A fundamental shift in our perception of second-half of life living is currently reshaping our thinking about the maturation, personal effectiveness, worthwhile endeavors, and deep soul meaning of this new more mature stage of life. All of our former assumptions about life’s second half are fading into obsolescence as a new day dawns on what it means to be living optimally. The worn-out search for redundant relaxation in the maturing years is being eclipsed by search for deepened relevancy. We now know that idle busyness is deadly, that endless rest is deforming not transforming, and that play can only be truly enjoyed if it’s balanced by something worthwhile to live for. The goals of working over the lifespan have changed indeed.
Maturing life is no longer viewed as a forced march toward becoming “over the hill” with its baggage of creeping diminishments; no, we’re on a new growth path toward capturing our genuine personhood like we’ve never been able to before, with an accent on gaining new wisdom, finding new arenas for purposeful action, and discovering new personal significance beyond anything experienced previously.
Researchers who study adult development have asserted for some time now that maturing adults want much more than simply surviving as they contemplate the rest of their lives. They want to thrive. This means defining health and happiness away from words like contentment and adjustment, submission and resignation, and toward goals like ‘completive aliveness’ and ‘eagerness of spirit.’ This kind of proactive health demands that we engage in the great life adventure of expressing the soul purpose that’s emerging in us now.

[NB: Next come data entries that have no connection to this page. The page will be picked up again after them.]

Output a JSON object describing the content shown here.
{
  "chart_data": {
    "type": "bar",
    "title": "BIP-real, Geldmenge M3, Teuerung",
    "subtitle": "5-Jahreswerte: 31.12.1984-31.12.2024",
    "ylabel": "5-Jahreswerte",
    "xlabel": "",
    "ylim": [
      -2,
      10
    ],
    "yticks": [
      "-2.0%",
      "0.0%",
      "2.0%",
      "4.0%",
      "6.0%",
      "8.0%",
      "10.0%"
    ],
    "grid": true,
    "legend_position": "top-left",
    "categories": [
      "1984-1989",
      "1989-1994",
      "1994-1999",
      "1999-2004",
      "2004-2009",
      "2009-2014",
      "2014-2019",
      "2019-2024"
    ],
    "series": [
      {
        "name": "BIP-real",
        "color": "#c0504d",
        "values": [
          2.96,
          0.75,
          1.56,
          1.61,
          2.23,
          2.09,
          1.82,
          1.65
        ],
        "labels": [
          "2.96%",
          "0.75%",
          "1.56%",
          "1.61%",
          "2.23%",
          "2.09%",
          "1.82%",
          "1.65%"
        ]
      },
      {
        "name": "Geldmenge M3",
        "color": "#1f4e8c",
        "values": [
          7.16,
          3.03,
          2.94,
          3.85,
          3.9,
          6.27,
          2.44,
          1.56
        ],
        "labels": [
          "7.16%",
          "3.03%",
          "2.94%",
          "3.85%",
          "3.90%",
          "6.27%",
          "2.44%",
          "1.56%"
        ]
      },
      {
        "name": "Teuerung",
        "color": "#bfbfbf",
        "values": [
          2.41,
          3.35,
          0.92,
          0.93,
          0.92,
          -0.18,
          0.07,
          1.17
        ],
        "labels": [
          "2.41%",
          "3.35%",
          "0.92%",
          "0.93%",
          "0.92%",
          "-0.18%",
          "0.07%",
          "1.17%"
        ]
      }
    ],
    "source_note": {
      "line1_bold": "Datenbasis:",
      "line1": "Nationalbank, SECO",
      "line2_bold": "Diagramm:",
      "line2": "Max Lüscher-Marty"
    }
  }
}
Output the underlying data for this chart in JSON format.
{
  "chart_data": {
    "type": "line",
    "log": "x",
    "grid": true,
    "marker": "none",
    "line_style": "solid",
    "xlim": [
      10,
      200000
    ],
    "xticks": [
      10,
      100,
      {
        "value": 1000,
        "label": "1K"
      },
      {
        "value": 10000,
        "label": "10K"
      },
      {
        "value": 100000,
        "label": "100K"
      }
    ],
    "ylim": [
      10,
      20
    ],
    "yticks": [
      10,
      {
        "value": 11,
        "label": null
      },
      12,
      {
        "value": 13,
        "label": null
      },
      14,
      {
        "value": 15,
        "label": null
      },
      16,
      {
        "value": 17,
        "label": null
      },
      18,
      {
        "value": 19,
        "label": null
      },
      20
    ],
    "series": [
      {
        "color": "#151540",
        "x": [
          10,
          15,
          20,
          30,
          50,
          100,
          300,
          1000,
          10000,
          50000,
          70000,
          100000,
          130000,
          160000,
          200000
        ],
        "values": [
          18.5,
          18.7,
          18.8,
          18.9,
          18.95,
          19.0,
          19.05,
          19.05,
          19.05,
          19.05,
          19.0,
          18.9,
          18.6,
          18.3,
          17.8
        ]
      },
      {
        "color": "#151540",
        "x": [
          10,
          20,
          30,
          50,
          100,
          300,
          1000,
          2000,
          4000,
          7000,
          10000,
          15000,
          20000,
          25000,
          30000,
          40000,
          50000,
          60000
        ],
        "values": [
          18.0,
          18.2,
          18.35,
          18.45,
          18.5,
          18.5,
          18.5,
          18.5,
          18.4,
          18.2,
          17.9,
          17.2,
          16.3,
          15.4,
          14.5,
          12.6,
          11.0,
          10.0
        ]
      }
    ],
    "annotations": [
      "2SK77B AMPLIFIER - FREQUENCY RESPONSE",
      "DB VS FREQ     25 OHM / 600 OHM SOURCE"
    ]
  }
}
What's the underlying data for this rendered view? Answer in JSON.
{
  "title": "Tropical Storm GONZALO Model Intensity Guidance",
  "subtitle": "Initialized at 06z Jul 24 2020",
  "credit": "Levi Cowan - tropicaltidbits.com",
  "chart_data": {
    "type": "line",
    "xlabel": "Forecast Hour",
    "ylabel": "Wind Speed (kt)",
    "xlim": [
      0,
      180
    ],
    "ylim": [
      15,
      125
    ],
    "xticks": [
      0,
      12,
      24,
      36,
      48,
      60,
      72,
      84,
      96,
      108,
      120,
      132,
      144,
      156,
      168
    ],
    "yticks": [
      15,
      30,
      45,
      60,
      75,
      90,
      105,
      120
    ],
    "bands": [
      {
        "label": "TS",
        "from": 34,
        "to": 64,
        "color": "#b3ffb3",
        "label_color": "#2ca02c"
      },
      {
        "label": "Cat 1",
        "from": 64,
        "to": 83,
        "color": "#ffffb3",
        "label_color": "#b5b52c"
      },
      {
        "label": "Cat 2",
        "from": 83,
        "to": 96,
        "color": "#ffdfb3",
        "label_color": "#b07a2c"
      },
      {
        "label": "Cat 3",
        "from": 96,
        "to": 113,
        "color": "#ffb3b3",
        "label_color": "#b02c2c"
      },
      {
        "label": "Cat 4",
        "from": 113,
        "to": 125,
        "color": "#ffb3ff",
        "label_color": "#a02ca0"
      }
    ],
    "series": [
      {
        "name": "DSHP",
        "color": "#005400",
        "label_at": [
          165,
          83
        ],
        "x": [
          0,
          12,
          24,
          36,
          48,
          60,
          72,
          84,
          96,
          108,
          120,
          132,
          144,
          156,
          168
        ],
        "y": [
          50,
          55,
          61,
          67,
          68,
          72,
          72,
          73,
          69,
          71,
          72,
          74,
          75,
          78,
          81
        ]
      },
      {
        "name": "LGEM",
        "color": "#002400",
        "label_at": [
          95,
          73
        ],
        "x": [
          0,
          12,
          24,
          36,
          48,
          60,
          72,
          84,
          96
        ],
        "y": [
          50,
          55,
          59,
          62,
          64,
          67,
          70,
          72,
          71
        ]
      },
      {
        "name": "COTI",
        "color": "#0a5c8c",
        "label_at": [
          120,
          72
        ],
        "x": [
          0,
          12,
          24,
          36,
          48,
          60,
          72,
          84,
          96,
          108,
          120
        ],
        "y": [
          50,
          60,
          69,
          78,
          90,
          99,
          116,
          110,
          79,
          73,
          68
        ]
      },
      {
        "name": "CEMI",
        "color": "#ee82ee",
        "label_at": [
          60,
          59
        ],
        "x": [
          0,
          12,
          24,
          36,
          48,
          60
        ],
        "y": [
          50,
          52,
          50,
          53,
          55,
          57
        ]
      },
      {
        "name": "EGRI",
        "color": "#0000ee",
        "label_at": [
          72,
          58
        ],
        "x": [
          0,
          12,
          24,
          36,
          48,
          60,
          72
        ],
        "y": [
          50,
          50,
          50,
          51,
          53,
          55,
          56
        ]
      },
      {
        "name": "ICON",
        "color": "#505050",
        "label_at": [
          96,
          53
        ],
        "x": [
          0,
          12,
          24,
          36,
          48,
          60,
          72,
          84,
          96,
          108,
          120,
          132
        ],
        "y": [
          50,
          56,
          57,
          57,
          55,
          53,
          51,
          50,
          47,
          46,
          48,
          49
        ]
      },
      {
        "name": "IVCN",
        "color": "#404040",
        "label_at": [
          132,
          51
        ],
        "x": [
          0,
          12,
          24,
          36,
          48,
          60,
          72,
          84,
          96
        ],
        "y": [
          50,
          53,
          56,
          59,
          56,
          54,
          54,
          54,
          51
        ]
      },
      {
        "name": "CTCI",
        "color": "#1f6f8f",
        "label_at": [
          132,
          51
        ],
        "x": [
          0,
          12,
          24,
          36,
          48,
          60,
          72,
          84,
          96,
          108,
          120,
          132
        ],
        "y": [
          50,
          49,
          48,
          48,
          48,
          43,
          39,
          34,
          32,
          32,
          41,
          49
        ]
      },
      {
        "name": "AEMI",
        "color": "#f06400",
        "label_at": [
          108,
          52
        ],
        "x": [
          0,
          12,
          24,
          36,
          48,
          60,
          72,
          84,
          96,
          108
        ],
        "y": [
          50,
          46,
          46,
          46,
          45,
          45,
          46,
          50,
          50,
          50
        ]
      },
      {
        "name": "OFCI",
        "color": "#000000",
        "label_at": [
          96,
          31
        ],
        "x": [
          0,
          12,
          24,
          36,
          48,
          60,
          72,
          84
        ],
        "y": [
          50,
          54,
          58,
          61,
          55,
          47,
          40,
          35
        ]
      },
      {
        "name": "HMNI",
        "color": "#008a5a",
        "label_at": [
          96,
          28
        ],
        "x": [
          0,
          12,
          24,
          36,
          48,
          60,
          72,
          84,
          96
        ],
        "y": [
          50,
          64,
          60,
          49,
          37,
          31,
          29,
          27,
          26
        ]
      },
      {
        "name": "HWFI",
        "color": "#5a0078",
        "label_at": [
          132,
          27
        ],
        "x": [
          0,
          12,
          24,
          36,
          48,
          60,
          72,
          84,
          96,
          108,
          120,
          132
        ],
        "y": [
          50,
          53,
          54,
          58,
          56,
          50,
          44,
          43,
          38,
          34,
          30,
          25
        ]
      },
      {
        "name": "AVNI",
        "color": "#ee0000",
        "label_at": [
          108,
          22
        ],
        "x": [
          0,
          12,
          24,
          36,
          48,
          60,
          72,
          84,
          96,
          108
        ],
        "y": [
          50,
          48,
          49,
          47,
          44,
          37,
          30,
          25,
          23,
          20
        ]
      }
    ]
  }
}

While the adventure is lifelong, its pace quickens as we move beyond our former careers and enter into new arenas of growth.
Our former jobs paid the mortgage, put the kids through school, and provided a financial foundation for daily living; indeed some of us are still there. All of this was necessary of course in those former times and stages of life, but for lots of reasons we’re now looking for something more, something that scratches that deep-down itch for achievement of a different sort, something that feeds our very being.
It’s hard to even put these needs into words, but needs they are nonetheless; they’re requirements of our real self that push us, sometimes only softly, and at other times with a roar, but always with a surprising persistence – they don’t want to go away! We can try to push them away, but when and if we do… we always pay a price. These new urges from within, these psychological wellsprings of motivation, urge and beckon us to use our personalities in new ways so we can translate these life urges and desires into a new reality.
This new adventure in living needs power, a vital energy that propels us, feeds us, and stimulates our internal “juices.” We need something to “fire” us. The primary way of accessing this internal power is by identifying a goal, dream, life cause, or “life purpose” that stirs our soul.